For a time, Swans were my favourite group. Brutal but oddly beautiful, they were the most extreme expression of what I wanted from rock and roll. There were bands who were faster and dirtier and more obscene, but Swans were particularly out there because what they were doing was quite clearly art. With a capital A. I liked that there was meaning behind it all and that they weren’t just a bunch of nihilistic punk wasters who wanted to shock people. As for the meaning: I didn’t really care. In fact, I found their obsession with violence, sex and death a bit silly. Still, for a kid who fancied himself as arty they were the perfect credentials band. My wonderful Greed T-Shirt also ensured that hip passers-by knew I wasn’t just a dopey kid.
Which is to say, of course, that I was as much a prat as any other teenager.
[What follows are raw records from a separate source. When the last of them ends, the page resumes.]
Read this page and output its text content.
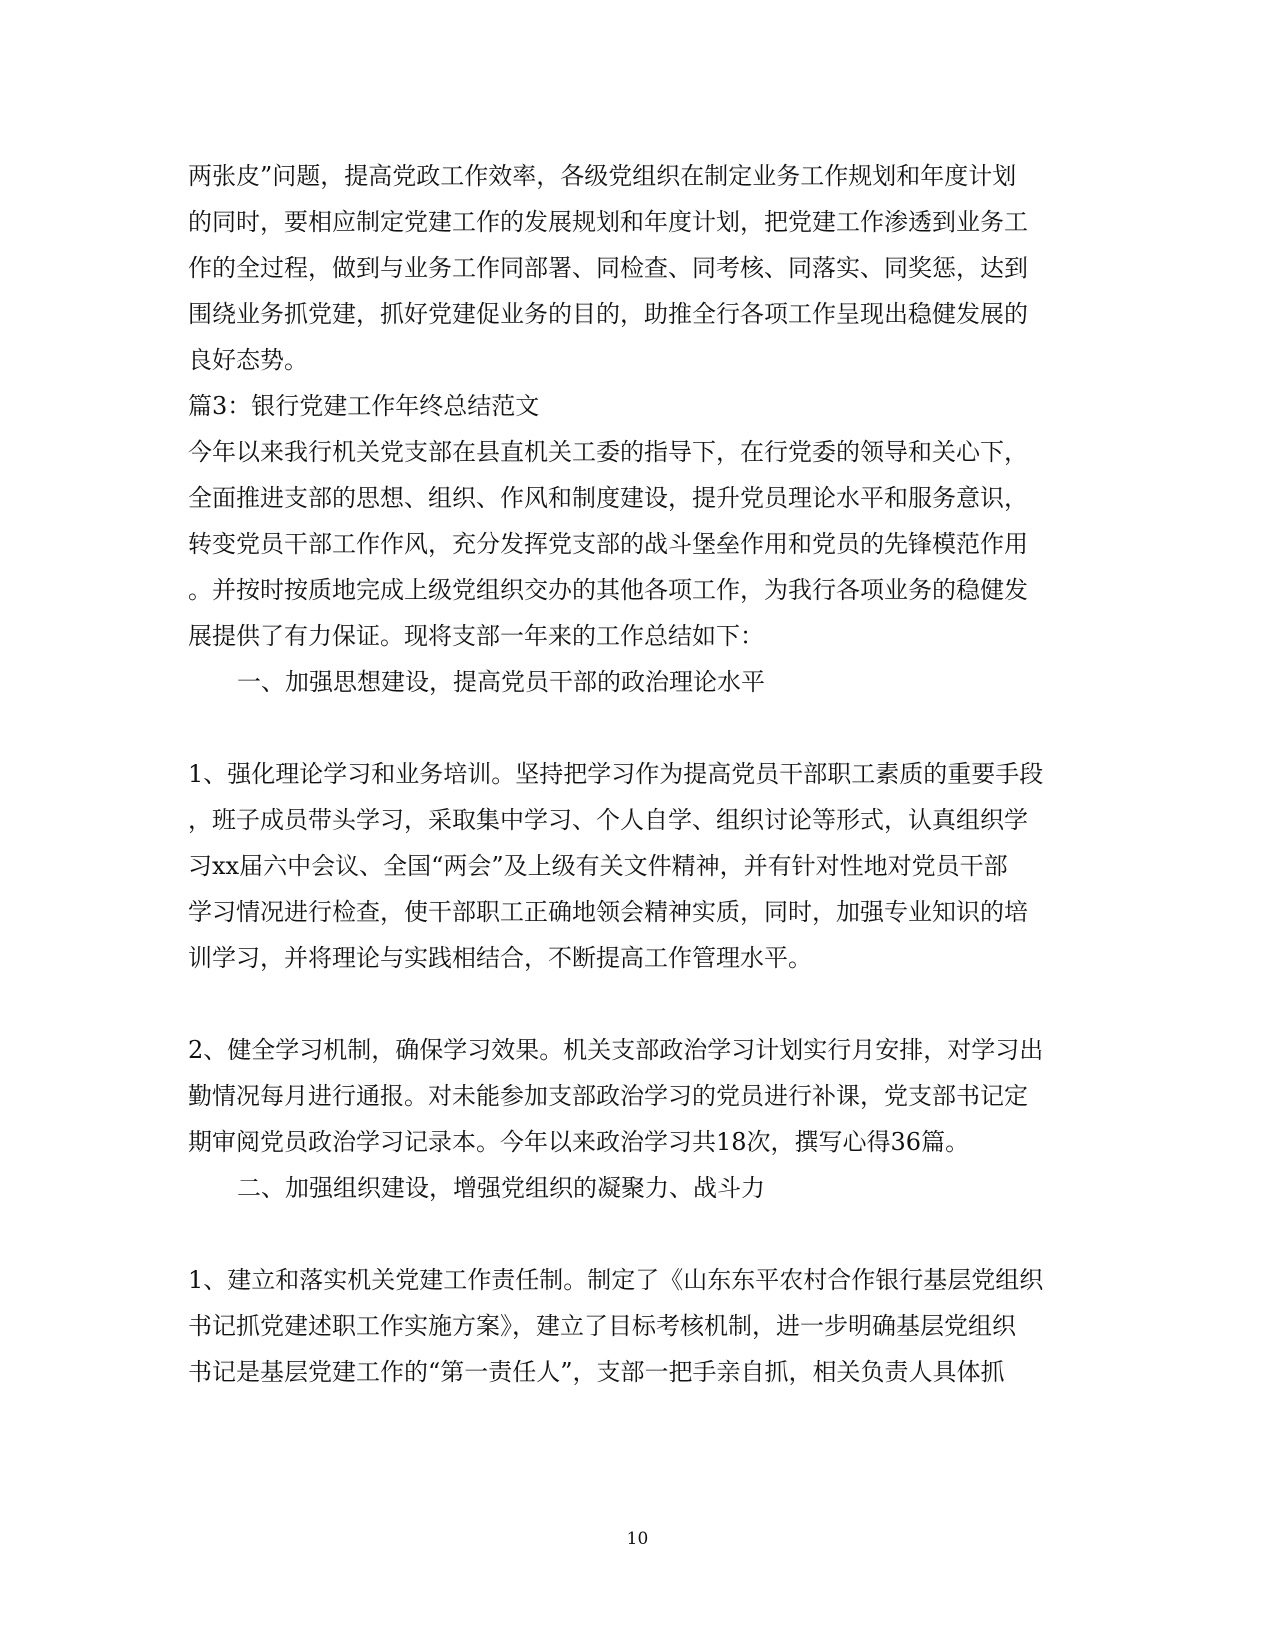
两张皮”问题，提高党政工作效率，各级党组织在制定业务工作规划和年度计划
的同时，要相应制定党建工作的发展规划和年度计划，把党建工作渗透到业务工
作的全过程，做到与业务工作同部署、同检查、同考核、同落实、同奖惩，达到
围绕业务抓党建，抓好党建促业务的目的，助推全行各项工作呈现出稳健发展的
良好态势。
篇3：银行党建工作年终总结范文
今年以来我行机关党支部在县直机关工委的指导下，在行党委的领导和关心下，
全面推进支部的思想、组织、作风和制度建设，提升党员理论水平和服务意识，
转变党员干部工作作风，充分发挥党支部的战斗堡垒作用和党员的先锋模范作用
。并按时按质地完成上级党组织交办的其他各项工作，为我行各项业务的稳健发
展提供了有力保证。现将支部一年来的工作总结如下：
一、加强思想建设，提高党员干部的政治理论水平
1、强化理论学习和业务培训。坚持把学习作为提高党员干部职工素质的重要手段
，班子成员带头学习，采取集中学习、个人自学、组织讨论等形式，认真组织学
习xx届六中会议、全国“两会”及上级有关文件精神，并有针对性地对党员干部
学习情况进行检查，使干部职工正确地领会精神实质，同时，加强专业知识的培
训学习，并将理论与实践相结合，不断提高工作管理水平。
2、健全学习机制，确保学习效果。机关支部政治学习计划实行月安排，对学习出
勤情况每月进行通报。对未能参加支部政治学习的党员进行补课，党支部书记定
期审阅党员政治学习记录本。今年以来政治学习共18次，撰写心得36篇。
二、加强组织建设，增强党组织的凝聚力、战斗力
1、建立和落实机关党建工作责任制。制定了《山东东平农村合作银行基层党组织
书记抓党建述职工作实施方案》，建立了目标考核机制，进一步明确基层党组织
书记是基层党建工作的“第一责任人”，支部一把手亲自抓，相关负责人具体抓
10
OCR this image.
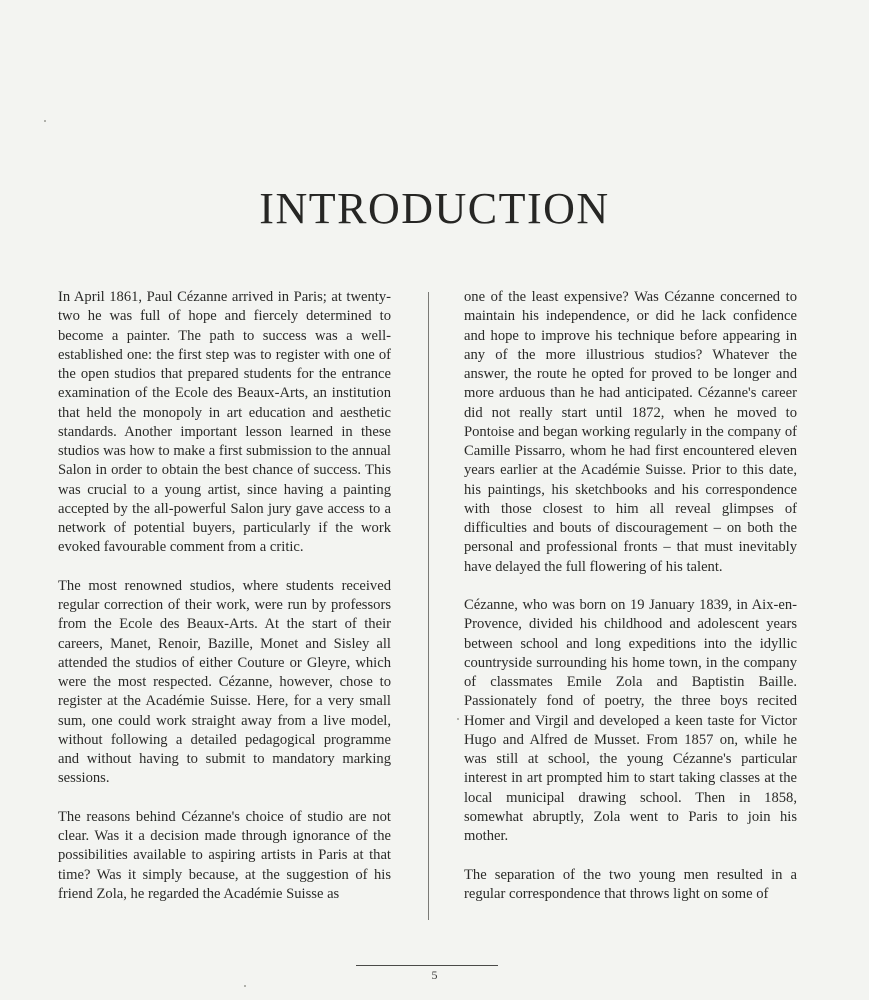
INTRODUCTION

In April 1861, Paul Cézanne arrived in Paris; at twenty-two he was full of hope and fiercely determined to become a painter. The path to success was a well-established one: the first step was to register with one of the open studios that prepared students for the entrance examination of the Ecole des Beaux-Arts, an institution that held the monopoly in art education and aesthetic standards. Another important lesson learned in these studios was how to make a first submission to the annual Salon in order to obtain the best chance of success. This was crucial to a young artist, since having a painting accepted by the all-powerful Salon jury gave access to a network of potential buyers, particularly if the work evoked favourable comment from a critic.

The most renowned studios, where students received regular correction of their work, were run by professors from the Ecole des Beaux-Arts. At the start of their careers, Manet, Renoir, Bazille, Monet and Sisley all attended the studios of either Couture or Gleyre, which were the most respected. Cézanne, however, chose to register at the Académie Suisse. Here, for a very small sum, one could work straight away from a live model, without following a detailed pedagogical programme and without having to submit to mandatory marking sessions.

The reasons behind Cézanne's choice of studio are not clear. Was it a decision made through ignorance of the possibilities available to aspiring artists in Paris at that time? Was it simply because, at the suggestion of his friend Zola, he regarded the Académie Suisse as

one of the least expensive? Was Cézanne concerned to maintain his independence, or did he lack confidence and hope to improve his technique before appearing in any of the more illustrious studios? Whatever the answer, the route he opted for proved to be longer and more arduous than he had anticipated. Cézanne's career did not really start until 1872, when he moved to Pontoise and began working regularly in the company of Camille Pissarro, whom he had first encountered eleven years earlier at the Académie Suisse. Prior to this date, his paintings, his sketchbooks and his correspondence with those closest to him all reveal glimpses of difficulties and bouts of discouragement – on both the personal and professional fronts – that must inevitably have delayed the full flowering of his talent.

Cézanne, who was born on 19 January 1839, in Aix-en-Provence, divided his childhood and adolescent years between school and long expeditions into the idyllic countryside surrounding his home town, in the company of classmates Emile Zola and Baptistin Baille. Passionately fond of poetry, the three boys recited Homer and Virgil and developed a keen taste for Victor Hugo and Alfred de Musset. From 1857 on, while he was still at school, the young Cézanne's particular interest in art prompted him to start taking classes at the local municipal drawing school. Then in 1858, somewhat abruptly, Zola went to Paris to join his mother.

The separation of the two young men resulted in a regular correspondence that throws light on some of

5
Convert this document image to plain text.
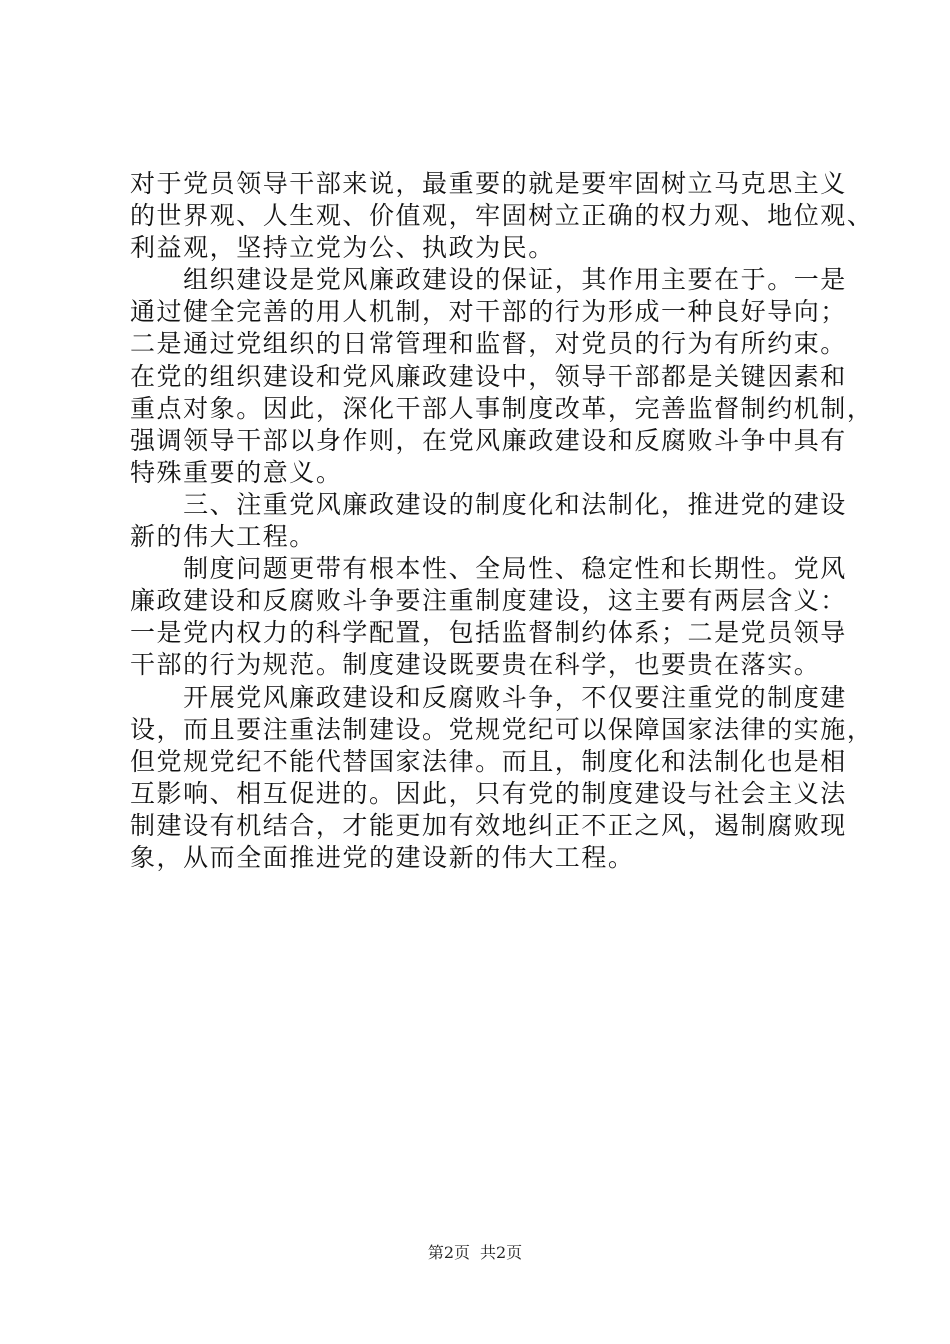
对于党员领导干部来说，最重要的就是要牢固树立马克思主义
的世界观、人生观、价值观，牢固树立正确的权力观、地位观、
利益观，坚持立党为公、执政为民。
　　组织建设是党风廉政建设的保证，其作用主要在于。一是
通过健全完善的用人机制，对干部的行为形成一种良好导向；
二是通过党组织的日常管理和监督，对党员的行为有所约束。
在党的组织建设和党风廉政建设中，领导干部都是关键因素和
重点对象。因此，深化干部人事制度改革，完善监督制约机制，
强调领导干部以身作则，在党风廉政建设和反腐败斗争中具有
特殊重要的意义。
　　三、注重党风廉政建设的制度化和法制化，推进党的建设
新的伟大工程。
　　制度问题更带有根本性、全局性、稳定性和长期性。党风
廉政建设和反腐败斗争要注重制度建设，这主要有两层含义：
一是党内权力的科学配置，包括监督制约体系；二是党员领导
干部的行为规范。制度建设既要贵在科学，也要贵在落实。
　　开展党风廉政建设和反腐败斗争，不仅要注重党的制度建
设，而且要注重法制建设。党规党纪可以保障国家法律的实施，
但党规党纪不能代替国家法律。而且，制度化和法制化也是相
互影响、相互促进的。因此，只有党的制度建设与社会主义法
制建设有机结合，才能更加有效地纠正不正之风，遏制腐败现
象，从而全面推进党的建设新的伟大工程。
第2页 共2页
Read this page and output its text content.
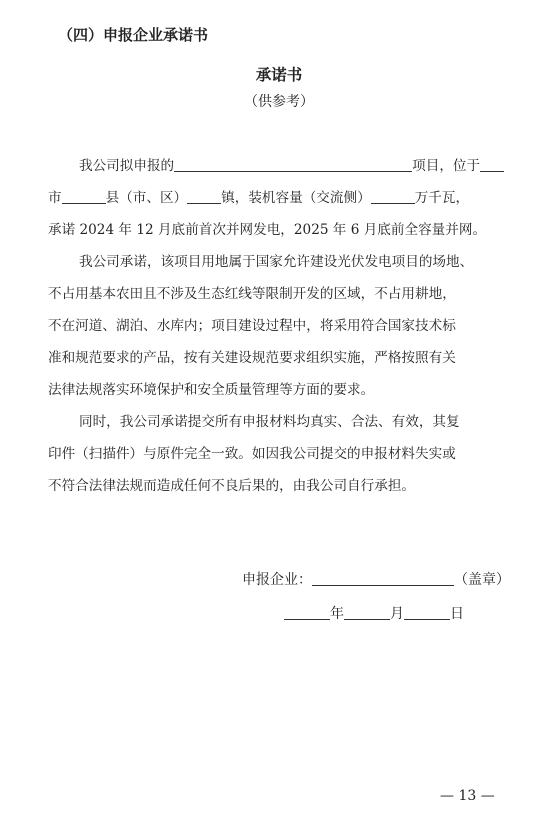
（四）申报企业承诺书
承诺书
（供参考）
我公司拟申报的	项目，位于
市	县（市、区）	镇，装机容量（交流侧）	万千瓦，
承诺 2024 年 12 月底前首次并网发电，2025 年 6 月底前全容量并网。
我公司承诺，该项目用地属于国家允许建设光伏发电项目的场地、
不占用基本农田且不涉及生态红线等限制开发的区域，不占用耕地，
不在河道、湖泊、水库内；项目建设过程中，将采用符合国家技术标
准和规范要求的产品，按有关建设规范要求组织实施，严格按照有关
法律法规落实环境保护和安全质量管理等方面的要求。
同时，我公司承诺提交所有申报材料均真实、合法、有效，其复
印件（扫描件）与原件完全一致。如因我公司提交的申报材料失实或
不符合法律法规而造成任何不良后果的，由我公司自行承担。
申报企业：	（盖章）
年	月	日
— 13 —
But all of that isn’t to say that I was just pretending to like them. All the arty stuff was just an added bonus. I was pleased with myself that I was indulging in something cerebral but was really loving the fall into the sheer noise and base terror of it all. Full blast through the headphones, night after night.
And it’s there, on the gut level, that Swans really work. They’re not pleasant, they’re not to be played in the background and they can’t be danced to. But their slow tempoed, brutal crunch can be just the thing to remind you that rock and roll – when it’s done right – can still get you right there.